Mr Khan charges 150 rupees ($6.60) a month for the 12-channel service, including the five Star TV channels.

That brings in a monthly Rs700,000 to Rs1 million, physically collected by a 50-strong army of standover men. "If they don't pay after two days, we cut off the signal," says Mr Khan.

Like his competitors, Mr Khan also produces a monthly television guide, a magazine with news of programs, stars and gossip, supported by advertising.

He also produces his own advertisements for local restaurants, which he slots in before and after the movie channels.

His total monthly income is estimated at about Rs1-1.5 million.

Outgoings are limited to staff - no more than Rs100,000 a month - and the amortised cost of the dishes, which cost an initial Rs100,000 two years ago.

Net profit comes in at a conservative Rs800,000 ($40,000) a month, big money anywhere and particularly in India.
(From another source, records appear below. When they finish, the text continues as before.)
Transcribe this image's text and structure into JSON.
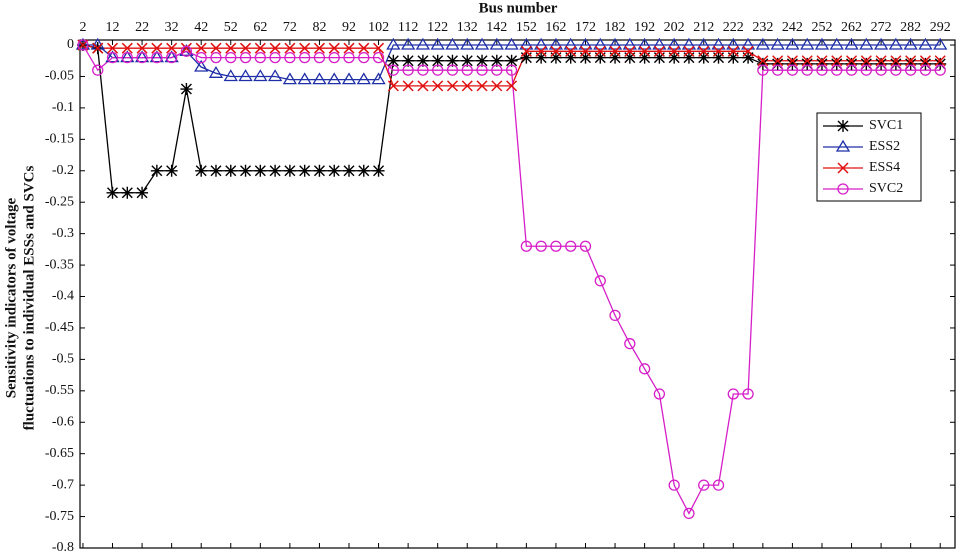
{
  "chart_data": {
    "type": "line",
    "x_label": "Bus number",
    "y_label": [
      "Sensitivity indicators of voltage",
      "fluctuations to individual ESSs and SVCs"
    ],
    "x": [
      2,
      7,
      12,
      17,
      22,
      27,
      32,
      37,
      42,
      47,
      52,
      57,
      62,
      67,
      72,
      77,
      82,
      87,
      92,
      97,
      102,
      107,
      112,
      117,
      122,
      127,
      132,
      137,
      142,
      147,
      152,
      157,
      162,
      167,
      172,
      177,
      182,
      187,
      192,
      197,
      202,
      207,
      212,
      217,
      222,
      227,
      232,
      237,
      242,
      247,
      252,
      257,
      262,
      267,
      272,
      277,
      282,
      287,
      292
    ],
    "series": [
      {
        "name": "SVC1",
        "color": "#000000",
        "marker": "asterisk",
        "values": [
          0,
          -0.005,
          -0.235,
          -0.235,
          -0.235,
          -0.2,
          -0.2,
          -0.07,
          -0.2,
          -0.2,
          -0.2,
          -0.2,
          -0.2,
          -0.2,
          -0.2,
          -0.2,
          -0.2,
          -0.2,
          -0.2,
          -0.2,
          -0.2,
          -0.025,
          -0.025,
          -0.025,
          -0.025,
          -0.025,
          -0.025,
          -0.025,
          -0.025,
          -0.025,
          -0.02,
          -0.02,
          -0.02,
          -0.02,
          -0.02,
          -0.02,
          -0.02,
          -0.02,
          -0.02,
          -0.02,
          -0.02,
          -0.02,
          -0.02,
          -0.02,
          -0.02,
          -0.02,
          -0.03,
          -0.03,
          -0.03,
          -0.03,
          -0.03,
          -0.03,
          -0.03,
          -0.03,
          -0.03,
          -0.03,
          -0.03,
          -0.03,
          -0.03
        ]
      },
      {
        "name": "ESS2",
        "color": "#1f2fa8",
        "marker": "triangle",
        "values": [
          0,
          0,
          -0.02,
          -0.02,
          -0.02,
          -0.02,
          -0.02,
          -0.01,
          -0.035,
          -0.045,
          -0.05,
          -0.05,
          -0.05,
          -0.05,
          -0.055,
          -0.055,
          -0.055,
          -0.055,
          -0.055,
          -0.055,
          -0.055,
          0,
          0,
          0,
          0,
          0,
          0,
          0,
          0,
          0,
          0,
          0,
          0,
          0,
          0,
          0,
          0,
          0,
          0,
          0,
          0,
          0,
          0,
          0,
          0,
          0,
          0,
          0,
          0,
          0,
          0,
          0,
          0,
          0,
          0,
          0,
          0,
          0,
          0
        ]
      },
      {
        "name": "ESS4",
        "color": "#e01010",
        "marker": "cross",
        "values": [
          0,
          -0.005,
          -0.005,
          -0.005,
          -0.005,
          -0.005,
          -0.005,
          -0.005,
          -0.005,
          -0.005,
          -0.005,
          -0.005,
          -0.005,
          -0.005,
          -0.005,
          -0.005,
          -0.005,
          -0.005,
          -0.005,
          -0.005,
          -0.005,
          -0.065,
          -0.065,
          -0.065,
          -0.065,
          -0.065,
          -0.065,
          -0.065,
          -0.065,
          -0.065,
          -0.01,
          -0.01,
          -0.01,
          -0.01,
          -0.01,
          -0.01,
          -0.01,
          -0.01,
          -0.01,
          -0.01,
          -0.01,
          -0.01,
          -0.01,
          -0.01,
          -0.01,
          -0.01,
          -0.025,
          -0.025,
          -0.025,
          -0.025,
          -0.025,
          -0.025,
          -0.025,
          -0.025,
          -0.025,
          -0.025,
          -0.025,
          -0.025,
          -0.025
        ]
      },
      {
        "name": "SVC2",
        "color": "#d61fc8",
        "marker": "circle",
        "values": [
          0,
          -0.04,
          -0.02,
          -0.02,
          -0.02,
          -0.02,
          -0.02,
          -0.01,
          -0.02,
          -0.02,
          -0.02,
          -0.02,
          -0.02,
          -0.02,
          -0.02,
          -0.02,
          -0.02,
          -0.02,
          -0.02,
          -0.02,
          -0.02,
          -0.04,
          -0.04,
          -0.04,
          -0.04,
          -0.04,
          -0.04,
          -0.04,
          -0.04,
          -0.04,
          -0.32,
          -0.32,
          -0.32,
          -0.32,
          -0.32,
          -0.375,
          -0.43,
          -0.475,
          -0.515,
          -0.555,
          -0.7,
          -0.745,
          -0.7,
          -0.7,
          -0.555,
          -0.555,
          -0.04,
          -0.04,
          -0.04,
          -0.04,
          -0.04,
          -0.04,
          -0.04,
          -0.04,
          -0.04,
          -0.04,
          -0.04,
          -0.04,
          -0.04
        ]
      }
    ],
    "xlim": [
      1,
      297
    ],
    "xticks": [
      2,
      12,
      22,
      32,
      42,
      52,
      62,
      72,
      82,
      92,
      102,
      112,
      122,
      132,
      142,
      152,
      162,
      172,
      182,
      192,
      202,
      212,
      222,
      232,
      242,
      252,
      262,
      272,
      282,
      292
    ],
    "ylim": [
      -0.8,
      0.008
    ],
    "yticks": [
      0,
      -0.05,
      -0.1,
      -0.15,
      -0.2,
      -0.25,
      -0.3,
      -0.35,
      -0.4,
      -0.45,
      -0.5,
      -0.55,
      -0.6,
      -0.65,
      -0.7,
      -0.75,
      -0.8
    ],
    "legend": "upper right",
    "grid": false
  }
}
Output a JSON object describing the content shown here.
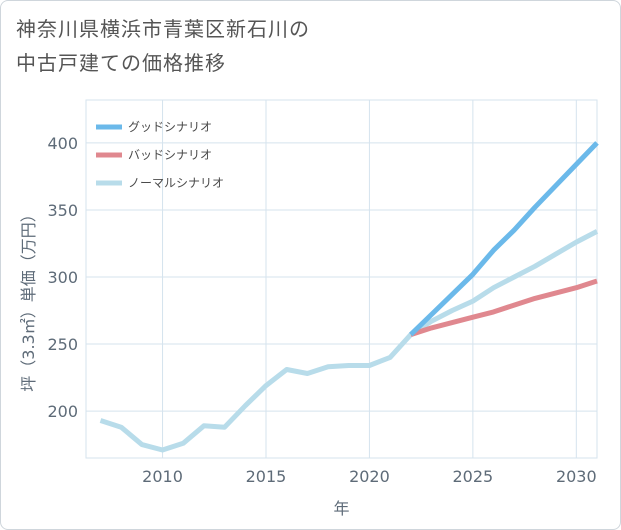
{
  "title_lines": [
    "神奈川県横浜市青葉区新石川の",
    "中古戸建ての価格推移"
  ],
  "chart_data": {
    "type": "line",
    "title": "神奈川県横浜市青葉区新石川の中古戸建ての価格推移",
    "xlabel": "年",
    "ylabel": "坪（3.3㎡）単価（万円）",
    "xlim": [
      2006.3,
      2031
    ],
    "ylim": [
      165,
      432
    ],
    "xticks": [
      2010,
      2015,
      2020,
      2025,
      2030
    ],
    "yticks": [
      200,
      250,
      300,
      350,
      400
    ],
    "grid": true,
    "legend_position": "top-left",
    "series": [
      {
        "name": "グッドシナリオ",
        "color": "#6bb9ea",
        "x": [
          2022,
          2023,
          2024,
          2025,
          2026,
          2027,
          2028,
          2029,
          2030,
          2031
        ],
        "values": [
          257,
          272,
          287,
          302,
          320,
          335,
          352,
          368,
          384,
          400
        ]
      },
      {
        "name": "バッドシナリオ",
        "color": "#e0888f",
        "x": [
          2022,
          2023,
          2024,
          2025,
          2026,
          2027,
          2028,
          2029,
          2030,
          2031
        ],
        "values": [
          257,
          262,
          266,
          270,
          274,
          279,
          284,
          288,
          292,
          297
        ]
      },
      {
        "name": "ノーマルシナリオ",
        "color": "#b8dcea",
        "x": [
          2007,
          2008,
          2009,
          2010,
          2011,
          2012,
          2013,
          2014,
          2015,
          2016,
          2017,
          2018,
          2019,
          2020,
          2021,
          2022,
          2023,
          2024,
          2025,
          2026,
          2027,
          2028,
          2029,
          2030,
          2031
        ],
        "values": [
          193,
          188,
          175,
          171,
          176,
          189,
          188,
          204,
          219,
          231,
          228,
          233,
          234,
          234,
          240,
          257,
          267,
          275,
          282,
          292,
          300,
          308,
          317,
          326,
          334
        ]
      }
    ]
  }
}
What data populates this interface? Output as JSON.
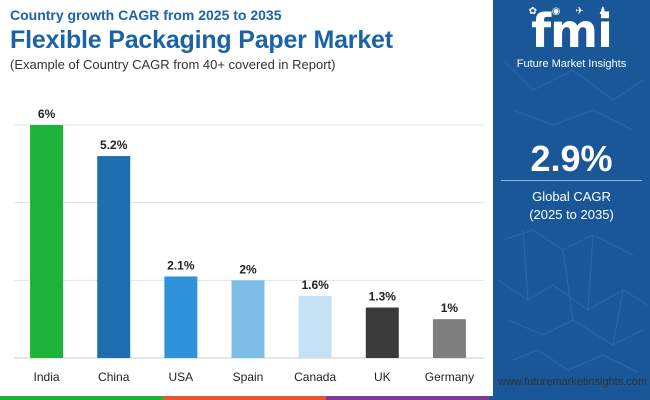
{
  "header": {
    "subtitle": "Country growth CAGR from 2025 to 2035",
    "title": "Flexible Packaging Paper Market",
    "note": "(Example of Country CAGR from 40+ covered in Report)"
  },
  "panel": {
    "logo_mark": "fmi",
    "logo_text": "Future Market Insights",
    "cagr_value": "2.9%",
    "cagr_label_1": "Global CAGR",
    "cagr_label_2": "(2025 to 2035)",
    "bg_color": "#1a5799"
  },
  "website": "www.futuremarketinsights.com",
  "chart_data": {
    "type": "bar",
    "categories": [
      "India",
      "China",
      "USA",
      "Spain",
      "Canada",
      "UK",
      "Germany"
    ],
    "values": [
      6,
      5.2,
      2.1,
      2,
      1.6,
      1.3,
      1
    ],
    "labels": [
      "6%",
      "5.2%",
      "2.1%",
      "2%",
      "1.6%",
      "1.3%",
      "1%"
    ],
    "colors": [
      "#1db33a",
      "#1f6fb0",
      "#2f93dc",
      "#7ebde8",
      "#c4e1f5",
      "#3a3a3a",
      "#7f7f7f"
    ],
    "ylim": [
      0,
      6
    ],
    "grid": true,
    "title": "",
    "xlabel": "",
    "ylabel": ""
  },
  "footer_colors": [
    "#1db33a",
    "#e8572d",
    "#7d3c98",
    "#1a5799"
  ]
}
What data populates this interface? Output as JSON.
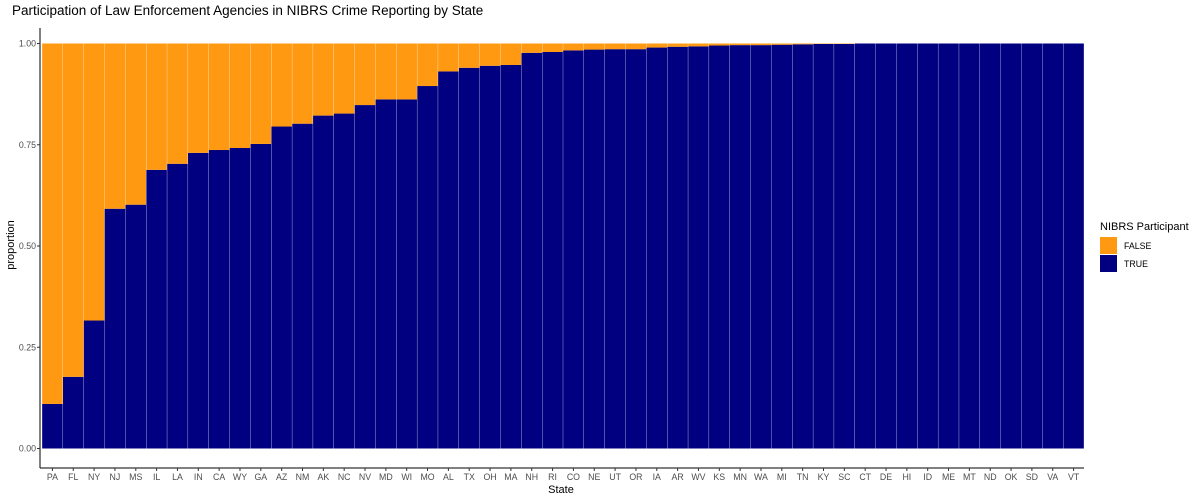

Indeed, it is such a cashflow business that the industry has attracted the attention of drug dealers and underworld identities.

Big Indian business groups like the Mody family and The Times of India media giant are soaking up operators like Mr Khan and building their own giant networks.

"There is no questioning the potential market here but apart from advertising how is someone like Murdoch going to pull money out of here on a user-pays basis like in Europe or the States," says Lalit Mody.

"The subscribers have been getting the signal for Rs100 and the pirates for nothing. They won't want to pay for it."